While a CISO is stereotypically viewed as an officer responsible for bringing the board's attention to a possible threat, Nelson says this case highlights how that task goes both ways.

"The role of a CISO is to make sure they have adequate defenses and if there is a new threat or vulnerability to address it. If it's just hype or self-promotion, it's their job to spin it down and provide a degree of confidence that the executive management will trust them with their judgment that this is not something to worry about," he explains. "They're probably doing a lot more of that today."

Nelson says this latest story speaks to how attacks are often mishandled by the media, as well. It's common to see press reports that are inaccurate, especially when it comes to interpreting what an attack is. What was only a hacker scanning a firm looking for ways to get in is often incorrectly reported as a breach, Nelson says.

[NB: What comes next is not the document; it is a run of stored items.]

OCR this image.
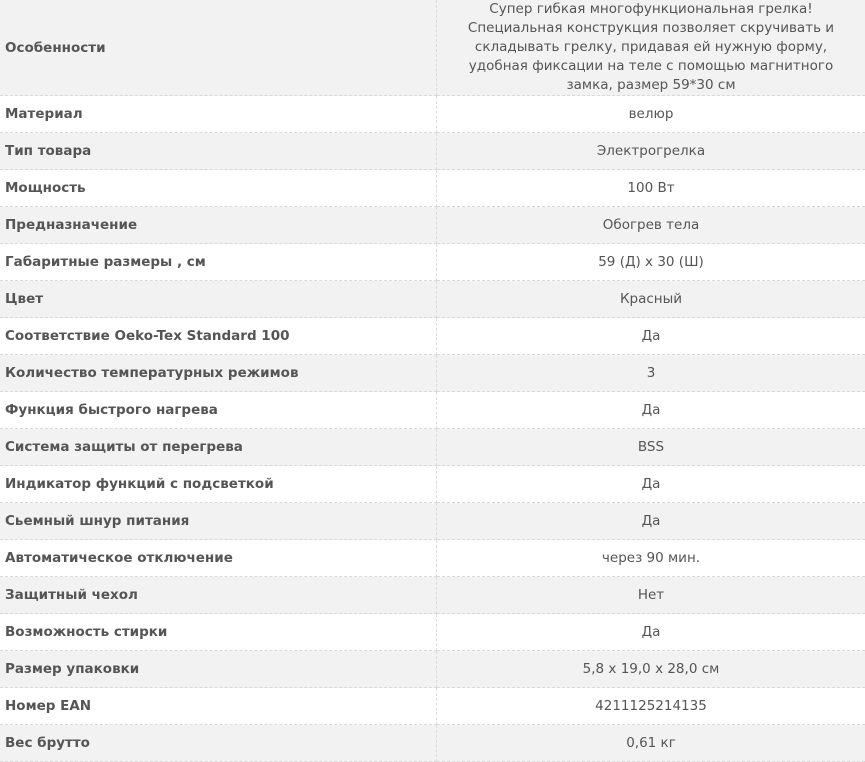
Особенности	Супер гибкая многофункциональная грелка! Специальная конструкция позволяет скручивать и складывать грелку, придавая ей нужную форму, удобная фиксации на теле с помощью магнитного замка, размер 59*30 см
Материал	велюр
Тип товара	Электрогрелка
Мощность	100 Вт
Предназначение	Обогрев тела
Габаритные размеры , см	59 (Д) x 30 (Ш)
Цвет	Красный
Соответствие Oeko-Tex Standard 100	Да
Количество температурных режимов	3
Функция быстрого нагрева	Да
Система защиты от перегрева	BSS
Индикатор функций с подсветкой	Да
Сьемный шнур питания	Да
Автоматическое отключение	через 90 мин.
Защитный чехол	Нет
Возможность стирки	Да
Размер упаковки	5,8 x 19,0 x 28,0 см
Номер EAN	4211125214135
Вес брутто	0,61 кг
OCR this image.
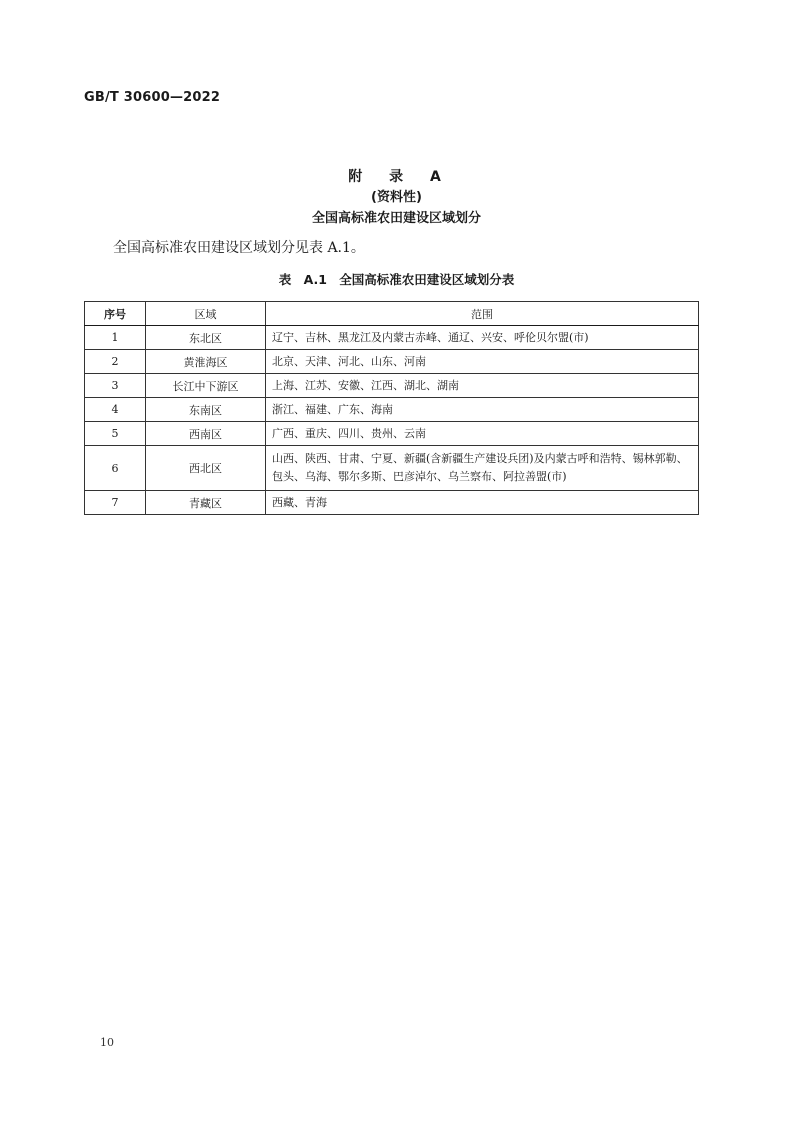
GB/T 30600—2022
附 录 A
(资料性)
全国高标准农田建设区域划分
全国高标准农田建设区域划分见表 A.1。
表 A.1 全国高标准农田建设区域划分表
序号	区域	范围
1	东北区	辽宁、吉林、黑龙江及内蒙古赤峰、通辽、兴安、呼伦贝尔盟(市)
2	黄淮海区	北京、天津、河北、山东、河南
3	长江中下游区	上海、江苏、安徽、江西、湖北、湖南
4	东南区	浙江、福建、广东、海南
5	西南区	广西、重庆、四川、贵州、云南
6	西北区	山西、陕西、甘肃、宁夏、新疆(含新疆生产建设兵团)及内蒙古呼和浩特、锡林郭勒、包头、乌海、鄂尔多斯、巴彦淖尔、乌兰察布、阿拉善盟(市)
7	青藏区	西藏、青海
10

"Yes, some of these banks were scanned, but they successfully defeated it. They weren't breached and for me, it's not a story," Nelson argues. "I think part of this is recognizing when it is a story. Let's address it and make sure we're there together to detect, prevent and respond to make sure it doesn't happen again. On the other hand, if it's something that's already been addressed, the CISO has other big jobs to tend to."

The Bottom Line

• Banks are targeted by cybercriminals all the time—that's not exactly news. While Doggett does make a strong point about the breadth and sophistication of the attacks, it appears at this point that it wasn't very successful in the US. Think of it like a baseball player. It is one thing to hit .350 in Triple-A. It's another to do it in the major leagues. Take notice, certainly, but understand they're not quite there yet.